Não se pode ter como irrelevante a conduta de quem subtrai bens alheios, no caso, ferramentas, em pleno repouso noturno, quando a vigilância da vítima é menos eficiente, sendo que o valor está longe de ser considerado ínfimo (R$ 70,00), prejudicando o proprietário de tais objetos.
A aplicação do princípio em análise ao caso concreto, vale dizer, seria um estímulo à prática reiterada de furtos, por exemplo, de objetos de até certo valor, vez que tais delitos seriam sempre considerados atípicos e os seus agentes, consequentemente, absolvidos.
Deste modo, tal pretensão, fica rechaçada, não havendo se falar em conduta atípica.
É caso, pois, da mantença da r. sentença ora combatida, nos moldes em que lançada, pelos seus próprios fundamentos fáticos e jurídicos."
Sobre o tema, é consabido que a lei penal não deve ser invocada para atuar em hipóteses desprovidas de significação social, razão pela qual os princípios da
insignificância e da intervenção mínima surgem para atuar como instrumentos de interpretação restrita do tipo penal. Entretanto, a ideia não pode ser aceita sem restrições,
sob pena de o Estado dar margem a situações de perigo, na medida em que qualquer
cidadão poderia se valer de tal princípio para justificar a prática de pequenos ilícitos, incentivando, por certo, condutas que atentem contra a ordem social.
Assim, o princípio da insignificância deve ser analisado em conexão com os postulados da fragmentariedade e da intervenção mínima do Estado em matéria penal, no
sentido de excluir ou afastar a própria tipicidade penal, observando-se a presença de
certos vetores, como (a) a mínima ofensividade da conduta do agente, (b) a nenhuma periculosidade social da ação, (c) o reduzidíssimo grau de reprovabilidade do
comportamento e (d) a inexpressividade da lesão jurídica provocada (HC 98.152/MG, Rel. Ministro CELSO DE MELLO, Segunda Turma, DJe 5/6/2009).

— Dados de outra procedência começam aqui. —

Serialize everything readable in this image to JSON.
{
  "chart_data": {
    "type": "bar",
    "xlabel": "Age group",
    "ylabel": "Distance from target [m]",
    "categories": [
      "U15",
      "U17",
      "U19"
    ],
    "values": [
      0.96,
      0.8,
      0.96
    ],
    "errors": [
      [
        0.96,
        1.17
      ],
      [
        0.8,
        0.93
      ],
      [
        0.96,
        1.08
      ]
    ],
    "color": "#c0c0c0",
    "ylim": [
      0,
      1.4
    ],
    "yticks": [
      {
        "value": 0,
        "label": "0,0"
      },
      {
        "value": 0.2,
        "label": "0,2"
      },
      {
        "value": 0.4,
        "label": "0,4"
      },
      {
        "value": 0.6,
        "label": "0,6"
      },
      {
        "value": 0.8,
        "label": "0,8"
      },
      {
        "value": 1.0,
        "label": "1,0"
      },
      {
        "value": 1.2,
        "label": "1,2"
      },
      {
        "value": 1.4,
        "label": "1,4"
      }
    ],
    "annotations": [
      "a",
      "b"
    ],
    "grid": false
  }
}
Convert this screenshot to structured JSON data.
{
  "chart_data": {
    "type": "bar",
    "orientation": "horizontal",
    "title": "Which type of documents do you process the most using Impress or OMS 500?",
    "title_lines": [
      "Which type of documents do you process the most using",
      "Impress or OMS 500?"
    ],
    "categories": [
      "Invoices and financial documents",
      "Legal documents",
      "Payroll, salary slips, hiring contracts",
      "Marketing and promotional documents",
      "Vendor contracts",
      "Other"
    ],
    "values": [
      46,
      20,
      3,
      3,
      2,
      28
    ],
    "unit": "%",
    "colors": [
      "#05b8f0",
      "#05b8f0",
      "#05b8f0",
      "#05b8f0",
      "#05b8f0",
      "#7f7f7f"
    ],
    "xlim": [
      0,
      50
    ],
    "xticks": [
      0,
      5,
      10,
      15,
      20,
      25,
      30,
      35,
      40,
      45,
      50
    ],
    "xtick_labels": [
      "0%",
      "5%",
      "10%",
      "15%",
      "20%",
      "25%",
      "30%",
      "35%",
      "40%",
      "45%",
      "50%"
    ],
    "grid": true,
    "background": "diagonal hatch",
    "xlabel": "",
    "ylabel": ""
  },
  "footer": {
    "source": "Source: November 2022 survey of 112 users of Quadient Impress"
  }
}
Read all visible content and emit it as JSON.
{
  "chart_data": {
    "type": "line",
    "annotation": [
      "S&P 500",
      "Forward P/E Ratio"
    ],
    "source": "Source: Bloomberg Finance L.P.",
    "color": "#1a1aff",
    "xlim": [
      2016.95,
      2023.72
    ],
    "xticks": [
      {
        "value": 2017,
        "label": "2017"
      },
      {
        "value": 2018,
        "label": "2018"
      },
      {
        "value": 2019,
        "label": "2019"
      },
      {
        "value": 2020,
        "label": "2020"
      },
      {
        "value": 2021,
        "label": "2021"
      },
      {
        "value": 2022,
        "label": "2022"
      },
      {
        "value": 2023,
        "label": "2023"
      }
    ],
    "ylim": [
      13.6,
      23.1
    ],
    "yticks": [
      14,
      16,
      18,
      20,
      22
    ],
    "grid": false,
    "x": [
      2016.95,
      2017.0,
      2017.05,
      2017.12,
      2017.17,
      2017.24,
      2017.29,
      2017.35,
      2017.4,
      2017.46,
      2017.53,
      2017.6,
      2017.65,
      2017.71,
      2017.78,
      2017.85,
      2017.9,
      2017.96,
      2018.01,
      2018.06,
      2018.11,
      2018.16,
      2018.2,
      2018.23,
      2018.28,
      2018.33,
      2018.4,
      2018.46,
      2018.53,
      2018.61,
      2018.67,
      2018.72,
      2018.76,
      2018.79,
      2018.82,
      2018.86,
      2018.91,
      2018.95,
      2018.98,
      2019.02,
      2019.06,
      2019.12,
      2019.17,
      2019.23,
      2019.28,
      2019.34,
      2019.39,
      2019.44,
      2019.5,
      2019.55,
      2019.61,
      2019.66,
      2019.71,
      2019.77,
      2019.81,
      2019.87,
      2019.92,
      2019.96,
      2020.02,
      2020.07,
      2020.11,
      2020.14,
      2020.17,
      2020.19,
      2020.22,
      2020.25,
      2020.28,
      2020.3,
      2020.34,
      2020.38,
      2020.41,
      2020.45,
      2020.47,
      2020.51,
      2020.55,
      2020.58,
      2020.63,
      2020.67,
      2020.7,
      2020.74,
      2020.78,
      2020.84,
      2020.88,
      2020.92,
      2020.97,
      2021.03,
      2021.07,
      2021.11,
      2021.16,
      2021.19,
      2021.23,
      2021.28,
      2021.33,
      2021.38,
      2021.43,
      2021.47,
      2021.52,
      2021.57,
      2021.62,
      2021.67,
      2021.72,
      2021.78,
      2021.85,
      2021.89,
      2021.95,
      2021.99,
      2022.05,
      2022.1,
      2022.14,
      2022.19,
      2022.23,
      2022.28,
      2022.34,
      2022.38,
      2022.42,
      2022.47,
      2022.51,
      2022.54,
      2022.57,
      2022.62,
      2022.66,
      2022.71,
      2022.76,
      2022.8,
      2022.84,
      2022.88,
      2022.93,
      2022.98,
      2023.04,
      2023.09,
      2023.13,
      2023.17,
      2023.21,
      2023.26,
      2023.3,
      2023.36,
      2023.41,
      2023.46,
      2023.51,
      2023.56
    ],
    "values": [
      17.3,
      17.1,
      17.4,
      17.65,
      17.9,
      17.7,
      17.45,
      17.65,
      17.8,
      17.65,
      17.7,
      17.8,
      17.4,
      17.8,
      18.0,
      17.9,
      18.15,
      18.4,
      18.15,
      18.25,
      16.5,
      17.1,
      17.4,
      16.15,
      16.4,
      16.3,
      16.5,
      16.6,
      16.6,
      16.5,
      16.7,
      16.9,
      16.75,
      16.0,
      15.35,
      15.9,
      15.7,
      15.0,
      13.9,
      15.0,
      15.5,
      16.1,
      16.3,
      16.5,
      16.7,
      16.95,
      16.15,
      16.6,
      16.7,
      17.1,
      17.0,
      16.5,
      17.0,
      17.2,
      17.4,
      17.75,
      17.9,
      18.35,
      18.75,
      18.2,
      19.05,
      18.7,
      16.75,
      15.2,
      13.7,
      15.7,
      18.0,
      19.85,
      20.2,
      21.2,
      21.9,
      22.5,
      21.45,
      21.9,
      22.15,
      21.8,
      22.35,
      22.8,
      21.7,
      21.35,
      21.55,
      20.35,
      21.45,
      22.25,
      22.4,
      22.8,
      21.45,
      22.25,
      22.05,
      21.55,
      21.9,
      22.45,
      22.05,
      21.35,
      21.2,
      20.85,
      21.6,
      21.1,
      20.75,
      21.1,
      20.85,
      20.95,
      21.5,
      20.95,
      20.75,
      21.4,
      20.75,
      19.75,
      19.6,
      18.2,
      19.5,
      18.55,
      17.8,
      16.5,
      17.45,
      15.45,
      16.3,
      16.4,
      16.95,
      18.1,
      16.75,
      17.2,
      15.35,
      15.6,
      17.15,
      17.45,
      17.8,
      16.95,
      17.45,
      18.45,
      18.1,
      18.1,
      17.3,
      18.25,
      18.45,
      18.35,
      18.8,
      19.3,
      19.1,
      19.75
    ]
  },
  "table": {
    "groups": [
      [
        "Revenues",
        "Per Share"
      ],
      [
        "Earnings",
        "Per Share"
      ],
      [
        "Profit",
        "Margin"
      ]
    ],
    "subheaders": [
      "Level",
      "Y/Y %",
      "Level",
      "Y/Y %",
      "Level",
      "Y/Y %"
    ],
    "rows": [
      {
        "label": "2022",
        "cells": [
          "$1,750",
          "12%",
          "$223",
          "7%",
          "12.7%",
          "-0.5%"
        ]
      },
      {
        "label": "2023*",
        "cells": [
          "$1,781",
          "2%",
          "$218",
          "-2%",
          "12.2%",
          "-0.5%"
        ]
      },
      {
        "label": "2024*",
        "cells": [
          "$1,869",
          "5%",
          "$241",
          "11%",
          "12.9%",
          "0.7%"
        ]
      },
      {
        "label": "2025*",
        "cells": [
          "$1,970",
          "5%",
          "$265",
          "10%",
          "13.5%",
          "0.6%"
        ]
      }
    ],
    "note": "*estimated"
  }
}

Na espécie, a despeito do entendimento aplicado ao tema pelo Tribunal a quo ,
trata-se de furto simples, apenas tentado, de seis chaves fixas e um alicate, com valor total de R$ 70,00, inferior a 10% do salário mínimo vigente à época dos fatos (R$ 954,00,
Decreto n. 9.255/2017), a revelar a inexistência de prejuízo para a vítima, sem nenhuma circunstância que denote maior ofensividade ou reprovabilidade da conduta.
Ademais, o paciente é primária e não apresenta maus antecedentes, o que
afasta, também por este prisma, qualquer óbice à aplicação do princípio da insignificância. Em hipóteses análogas, decidiu esta Corte:
PENAL E PROCESSUAL PENAL. HABEAS CORPUS. INDEFERIMENTO DE LIMINAR. NÃO CABIMENTO. SUPERAÇÃO DO ENUNCIADO N. 691 DA SÚMULA DO STF. FURTO SIMPLES TENTADO. TRANCAMENTO DA AÇÃO PENAL. POSSIBILIDADE. PRINCÍPIO DA INSIGNIFICÂNCIA. ATIPICIDADE MATERIAL DA CONDUTA. HABEAS CORPUS NÃO CONHECIDO. ORDEM CONCEDIDA DE OFÍCIO.
[...]
II - No caso de furto, a verificação da relevância penal da conduta requer se faça distinção entre ínfimo (ninharia) e pequeno valor. Este, ex vi legis, implica eventualmente, em furto privilegiado; aquele, na atipia conglobante (dada a mínima gravidade). A interpretação deve considerar o bem jurídico tutelado e o tipo de injusto.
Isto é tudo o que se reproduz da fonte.